Definition of harmolodics in English:
harmolodics
plural nounˌhaːməˈlɒdɪksˌhärməˈlädiks
treated as singular A form of free jazz in which musicians improvise simultaneously on a melodic line at various pitches.
Example sentencesExamples
- Despite this, the sheer volume of sound serves as a uniting force and in some ways it seems to suggest a sort of free jazz guitar version of Ornette Coleman harmolodics.
- The latters skewed Delta Blues harmolodics are evoked in ‘Somewhere in the East’, where a spot of retuning gives the guitar a sour, oud like sound (even though the melody hints at ‘Strangers in the Night’).

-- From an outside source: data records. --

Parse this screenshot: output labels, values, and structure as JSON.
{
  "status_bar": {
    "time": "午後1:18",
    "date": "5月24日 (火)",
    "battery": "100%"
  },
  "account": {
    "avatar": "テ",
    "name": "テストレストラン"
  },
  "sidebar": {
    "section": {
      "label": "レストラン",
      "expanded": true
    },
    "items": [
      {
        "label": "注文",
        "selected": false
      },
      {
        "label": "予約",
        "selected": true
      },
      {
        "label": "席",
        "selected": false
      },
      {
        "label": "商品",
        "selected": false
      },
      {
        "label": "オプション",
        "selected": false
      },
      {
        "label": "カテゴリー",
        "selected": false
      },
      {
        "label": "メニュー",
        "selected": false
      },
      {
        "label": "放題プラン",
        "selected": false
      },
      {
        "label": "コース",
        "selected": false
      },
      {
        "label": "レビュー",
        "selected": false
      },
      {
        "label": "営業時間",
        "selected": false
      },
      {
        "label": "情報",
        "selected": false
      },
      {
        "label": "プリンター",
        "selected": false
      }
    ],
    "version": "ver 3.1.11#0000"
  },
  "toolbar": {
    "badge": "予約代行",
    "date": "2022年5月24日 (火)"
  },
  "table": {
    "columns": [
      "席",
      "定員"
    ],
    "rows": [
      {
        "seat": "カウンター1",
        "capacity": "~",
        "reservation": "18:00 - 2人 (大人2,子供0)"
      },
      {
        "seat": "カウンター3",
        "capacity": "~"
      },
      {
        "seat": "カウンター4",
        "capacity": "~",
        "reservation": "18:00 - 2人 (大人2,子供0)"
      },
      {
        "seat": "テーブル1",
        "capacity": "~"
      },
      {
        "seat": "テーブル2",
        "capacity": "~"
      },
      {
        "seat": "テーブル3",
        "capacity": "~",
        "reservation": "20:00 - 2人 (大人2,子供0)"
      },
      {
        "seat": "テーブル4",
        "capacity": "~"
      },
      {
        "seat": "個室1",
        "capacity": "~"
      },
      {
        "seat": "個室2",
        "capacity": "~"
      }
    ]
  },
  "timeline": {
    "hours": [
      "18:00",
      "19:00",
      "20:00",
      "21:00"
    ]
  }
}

- Despite the commercial viability of both genres, he has had no desire to replicate harmolodics any more than straightforward bebop.
Derivatives
adjective
The album concludes with ‘Count-Off,’ a swinging harmolodic ditty with Mitchell featured on tenor, paying apparent homage to Ornette Coleman.
Example sentencesExamples
- Threadgill used two (!) tubas in an earlier group, Very Very Circus, often combining them with two electric guitars for some delightfully ragged harmolodic funk.
- The harmolodic rough n’ tumble of ‘Uten Forbindelse’ leaves the strings behind for cut and thrust avant bebop, with Seim whipping out his claraphone (a tenor sax with bass clarinet mouthpiece).
- Essentially, the tenets of his harmolodic theory was the elimination of bar lines and a set harmonic progression.
- Throughout the album, traditional song structures are forsaken for acreage of Hagerty's bleating, harmolodic guitar, neck-snapping male/female vocal tag-teams, and frantic, inscrutable lyrics I couldn't even hope to transcribe.
Origin
1970s: coined by the American saxophonist Ornette Coleman (born 1930) and said to be a blend of harmony, movement, and melodic.